Medienkonferenz “Lebendiges Riehen” – Redebeitrag von Anna Verena Baumgartner

Ich habe eine Mutter aus Riehen kennengelernt, deren Tochter eine Beeinträchtigung hat. Sie hat mir erzählt, wie schwierig es war, für ihr Kind einen Schulplatz zu finden, der den individuellen Bedürfnissen wirklich entspricht.

Trotz ihrer Bemühungen stiess sie immer wieder auf Hürden im System – und musste regelrecht darum kämpfen, dass ihre Tochter eine Schule besuchen darf, die ihr gerecht wird. Es war ein langer Weg, bis schliesslich eine Lösung gefunden wurde, die dem Wohl des Kindes entspricht.

Heute hat die Tochter nach der Schule eine Ausbildung absolviert und arbeitet in einem geschützten Rahmen. Ein ermutigendes Beispiel – aber auch ein Hinweis darauf, wie viel Kraft und Durchhaltevermögen von den betroffenen Familien verlangt wird, um das zu erreichen, was eigentlich selbstverständlich sein sollte.

Als Fachfrau Betreuung erlebe ich täglich, wie herausfordernd echte Inklusion ist.

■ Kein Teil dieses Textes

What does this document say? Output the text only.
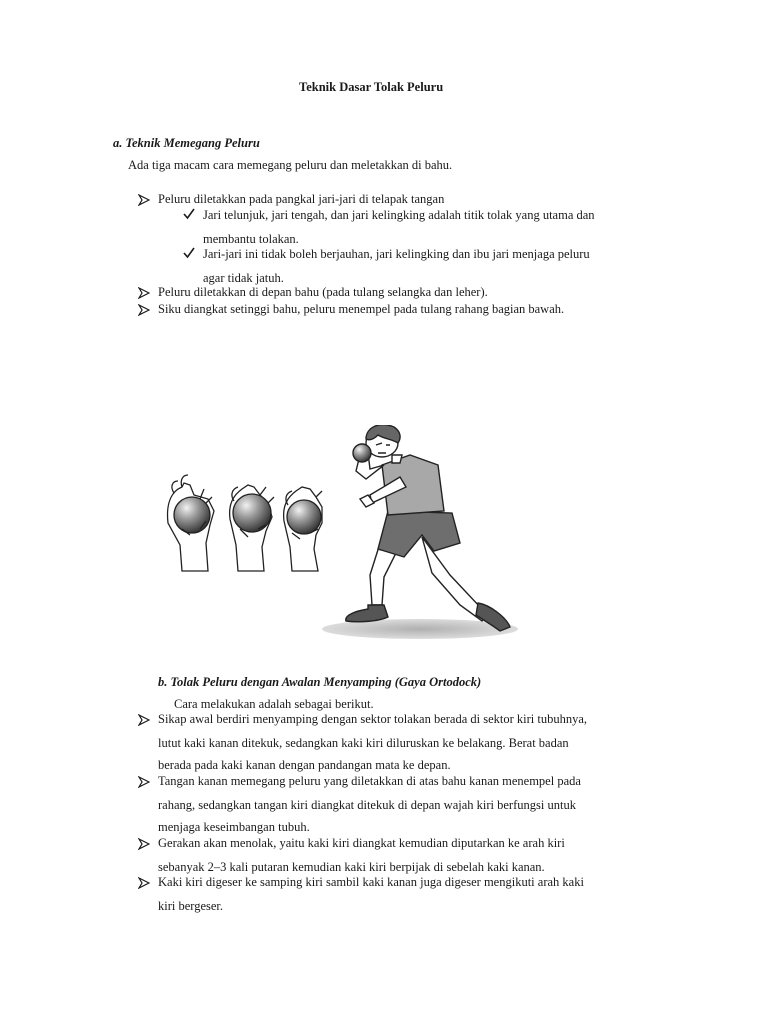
Teknik Dasar Tolak Peluru
a. Teknik Memegang Peluru
Ada tiga macam cara memegang peluru dan meletakkan di bahu.
Peluru diletakkan pada pangkal jari-jari di telapak tangan
Jari telunjuk, jari tengah, dan jari kelingking adalah titik tolak yang utama dan
membantu tolakan.
Jari-jari ini tidak boleh berjauhan, jari kelingking dan ibu jari menjaga peluru
agar tidak jatuh.
Peluru diletakkan di depan bahu (pada tulang selangka dan leher).
Siku diangkat setinggi bahu, peluru menempel pada tulang rahang bagian bawah.
b. Tolak Peluru dengan Awalan Menyamping (Gaya Ortodock)
Cara melakukan adalah sebagai berikut.
Sikap awal berdiri menyamping dengan sektor tolakan berada di sektor kiri tubuhnya,
lutut kaki kanan ditekuk, sedangkan kaki kiri diluruskan ke belakang. Berat badan
berada pada kaki kanan dengan pandangan mata ke depan.
Tangan kanan memegang peluru yang diletakkan di atas bahu kanan menempel pada
rahang, sedangkan tangan kiri diangkat ditekuk di depan wajah kiri berfungsi untuk
menjaga keseimbangan tubuh.
Gerakan akan menolak, yaitu kaki kiri diangkat kemudian diputarkan ke arah kiri
sebanyak 2–3 kali putaran kemudian kaki kiri berpijak di sebelah kaki kanan.
Kaki kiri digeser ke samping kiri sambil kaki kanan juga digeser mengikuti arah kaki
kiri bergeser.
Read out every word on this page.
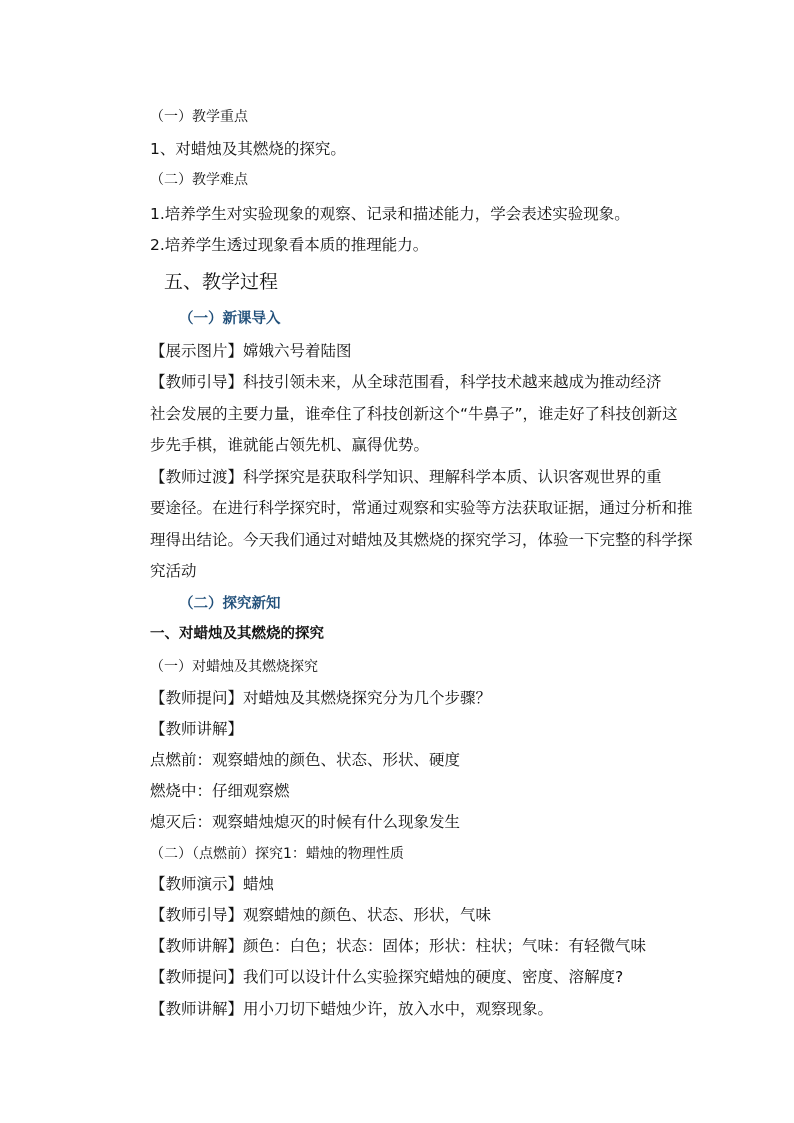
（一）教学重点
1、对蜡烛及其燃烧的探究。
（二）教学难点
1.培养学生对实验现象的观察、记录和描述能力，学会表述实验现象。
2.培养学生透过现象看本质的推理能力。
五、教学过程
（一）新课导入
【展示图片】嫦娥六号着陆图
【教师引导】科技引领未来，从全球范围看，科学技术越来越成为推动经济
社会发展的主要力量，谁牵住了科技创新这个“牛鼻子”，谁走好了科技创新这
步先手棋，谁就能占领先机、赢得优势。
【教师过渡】科学探究是获取科学知识、理解科学本质、认识客观世界的重
要途径。在进行科学探究时，常通过观察和实验等方法获取证据，通过分析和推
理得出结论。今天我们通过对蜡烛及其燃烧的探究学习，体验一下完整的科学探
究活动
（二）探究新知
一、对蜡烛及其燃烧的探究
（一）对蜡烛及其燃烧探究
【教师提问】对蜡烛及其燃烧探究分为几个步骤？
【教师讲解】
点燃前：观察蜡烛的颜色、状态、形状、硬度
燃烧中：仔细观察燃
熄灭后：观察蜡烛熄灭的时候有什么现象发生
（二）（点燃前）探究1：蜡烛的物理性质
【教师演示】蜡烛
【教师引导】观察蜡烛的颜色、状态、形状，气味
【教师讲解】颜色：白色；状态：固体；形状：柱状；气味：有轻微气味
【教师提问】我们可以设计什么实验探究蜡烛的硬度、密度、溶解度?
【教师讲解】用小刀切下蜡烛少许，放入水中，观察现象。
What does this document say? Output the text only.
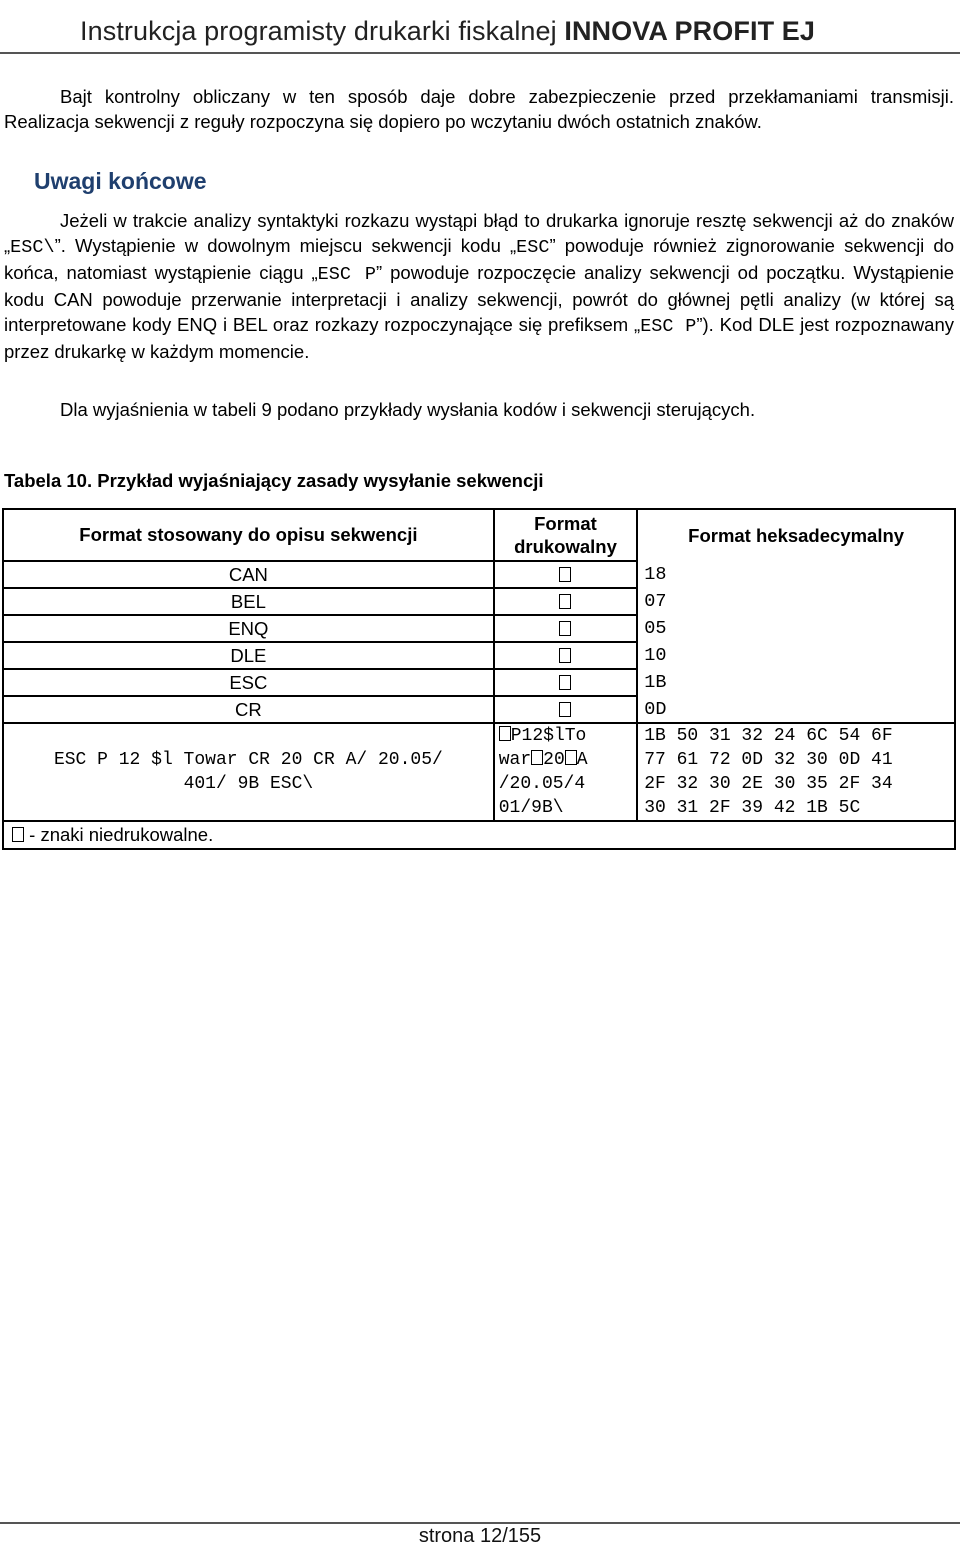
Instrukcja programisty drukarki fiskalnej INNOVA PROFIT EJ
Bajt kontrolny obliczany w ten sposób daje dobre zabezpieczenie przed przekłamaniami transmisji. Realizacja sekwencji z reguły rozpoczyna się dopiero po wczytaniu dwóch ostatnich znaków.
Uwagi końcowe
Jeżeli w trakcie analizy syntaktyki rozkazu wystąpi błąd to drukarka ignoruje resztę sekwencji aż do znaków „ESC\”. Wystąpienie w dowolnym miejscu sekwencji kodu „ESC” powoduje również zignorowanie sekwencji do końca, natomiast wystąpienie ciągu „ESC P” powoduje rozpoczęcie analizy sekwencji od początku. Wystąpienie kodu CAN powoduje przerwanie interpretacji i analizy sekwencji, powrót do głównej pętli analizy (w której są interpretowane kody ENQ i BEL oraz rozkazy rozpoczynające się prefiksem „ESC P”). Kod DLE jest rozpoznawany przez drukarkę w każdym momencie.
Dla wyjaśnienia w tabeli 9 podano przykłady wysłania kodów i sekwencji sterujących.
Tabela 10. Przykład wyjaśniający zasady wysyłanie sekwencji
Format stosowany do opisu sekwencji	Format drukowalny	Format heksadecymalny
CAN		18
BEL		07
ENQ		05
DLE		10
ESC		1B
CR		0D
ESC P 12 $l Towar CR 20 CR A/ 20.05/
401/ 9B ESC\	P12$lTo
war 20 A
/20.05/4
01/9B\	1B 50 31 32 24 6C 54 6F
77 61 72 0D 32 30 0D 41
2F 32 30 2E 30 35 2F 34
30 31 2F 39 42 1B 5C
- znaki niedrukowalne.		
strona 12/155
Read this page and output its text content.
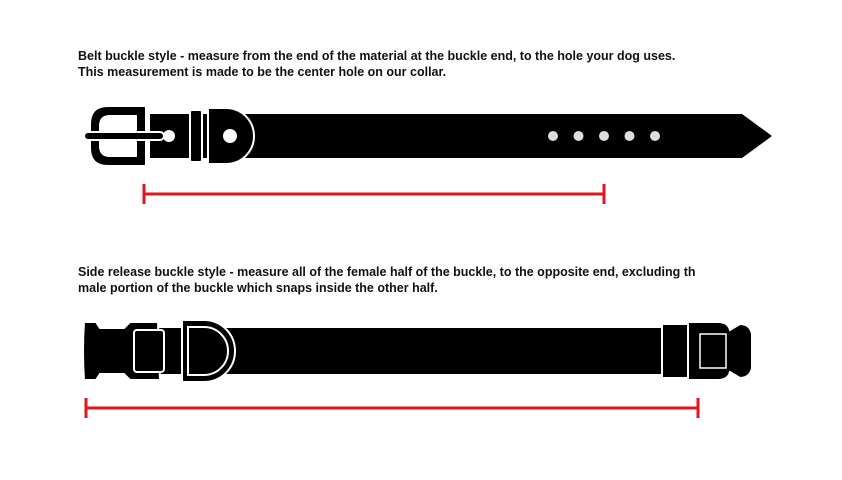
Belt buckle style - measure from the end of the material at the buckle end, to the hole your dog uses.
This measurement is made to be the center hole on our collar.
Side release buckle style - measure all of the female half of the buckle, to the opposite end, excluding th
male portion of the buckle which snaps inside the other half.
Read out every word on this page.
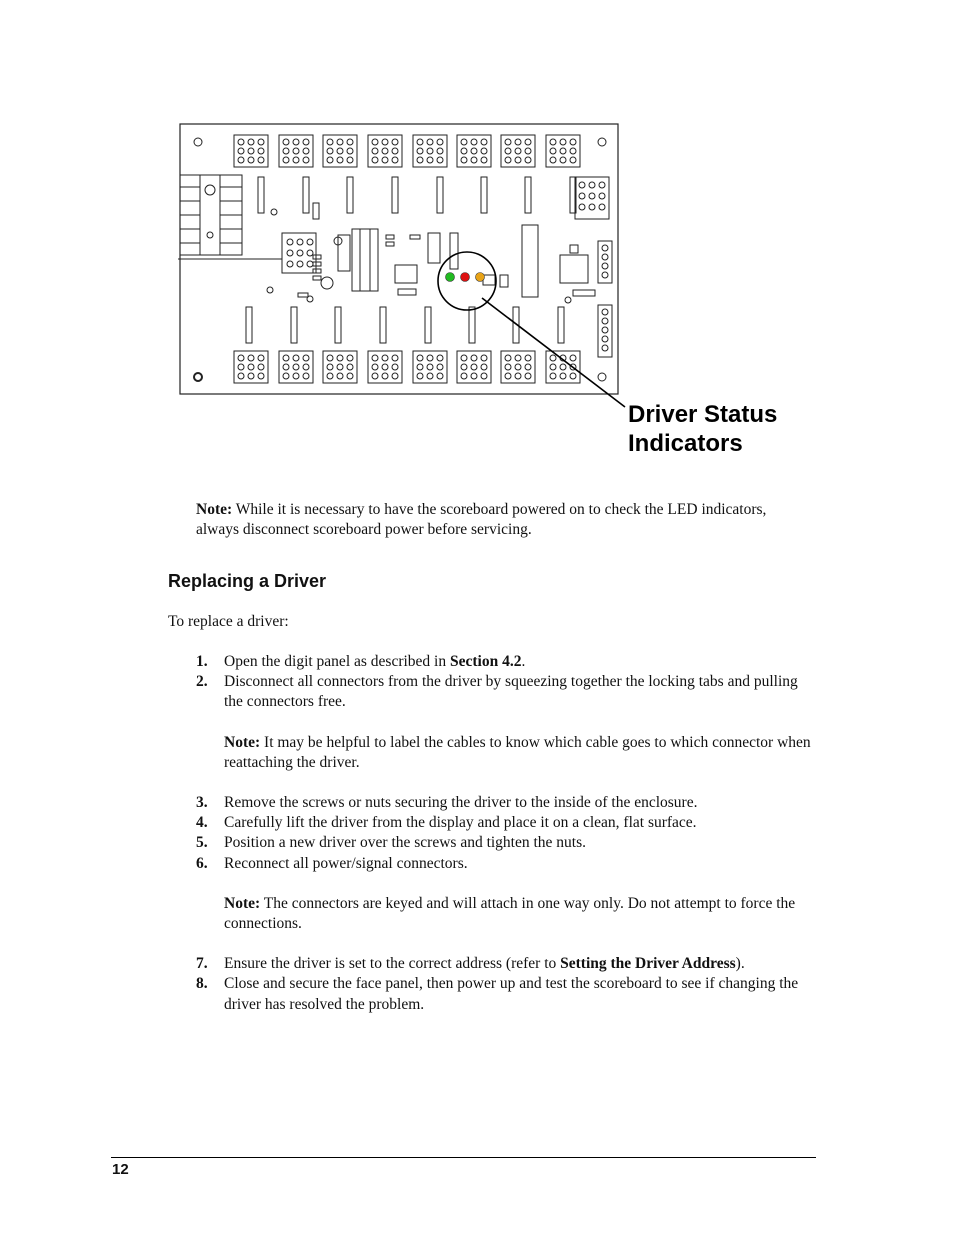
Driver Status
Indicators
Note: While it is necessary to have the scoreboard powered on to check the LED indicators, always disconnect scoreboard power before servicing.
Replacing a Driver
To replace a driver:
1.	Open the digit panel as described in Section 4.2.
2.	Disconnect all connectors from the driver by squeezing together the locking tabs and pulling the connectors free.
Note: It may be helpful to label the cables to know which cable goes to which connector when reattaching the driver.
3.	Remove the screws or nuts securing the driver to the inside of the enclosure.
4.	Carefully lift the driver from the display and place it on a clean, flat surface.
5.	Position a new driver over the screws and tighten the nuts.
6.	Reconnect all power/signal connectors.
Note: The connectors are keyed and will attach in one way only. Do not attempt to force the connections.
7.	Ensure the driver is set to the correct address (refer to Setting the Driver Address).
8.	Close and secure the face panel, then power up and test the scoreboard to see if changing the driver has resolved the problem.
12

Menschen mit Beeinträchtigung leben oft in Wohngruppen mit anderen Personen, die ebenfalls Unterstützungsbedarf haben. Ihr Alltag spielt sich meist innerhalb von geschützten Strukturen ab – Begegnungen mit der Nachbarschaft bleiben selten. Dabei sind es gerade diese alltäglichen Kontakte, die Teilhabe erst möglich machen.

Von Vereinen über Quartierzentren wie das Andreashaus – sie alle leisten einen unverzichtbaren Beitrag zur soziale Teilhabe, den man auf keinen Fall wegsparen darf.
Solche Orte schaffen Raum für echten Austausch zwischen Menschen unterschiedlicher Herkunft, Altersgruppen, mit und ohne Beeinträchtigung, in stabilen wie auch in schwierigen Lebenssituationen. 

Solch persönliche Begegnungen sind entscheidend, um Berührungsängste abzubauen, das gegenseitige Verständnis zu fördern, und bilden das Fundament für ein inklusives Zusammenleben. Das ist wichtig für den gesellschaftlichen Zusammenhalt im Quartier, in der Gemeinde und darüber hinaus zu stärken. Gerade deshalb möchte ich mich als Gemeinderätin für starke vielfältige Quartierzentren engagieren – und dazu gehört auch und gerade der Erhalt des Andreashaus. Quartierzentren sind für Riehen zentrale Investitionen.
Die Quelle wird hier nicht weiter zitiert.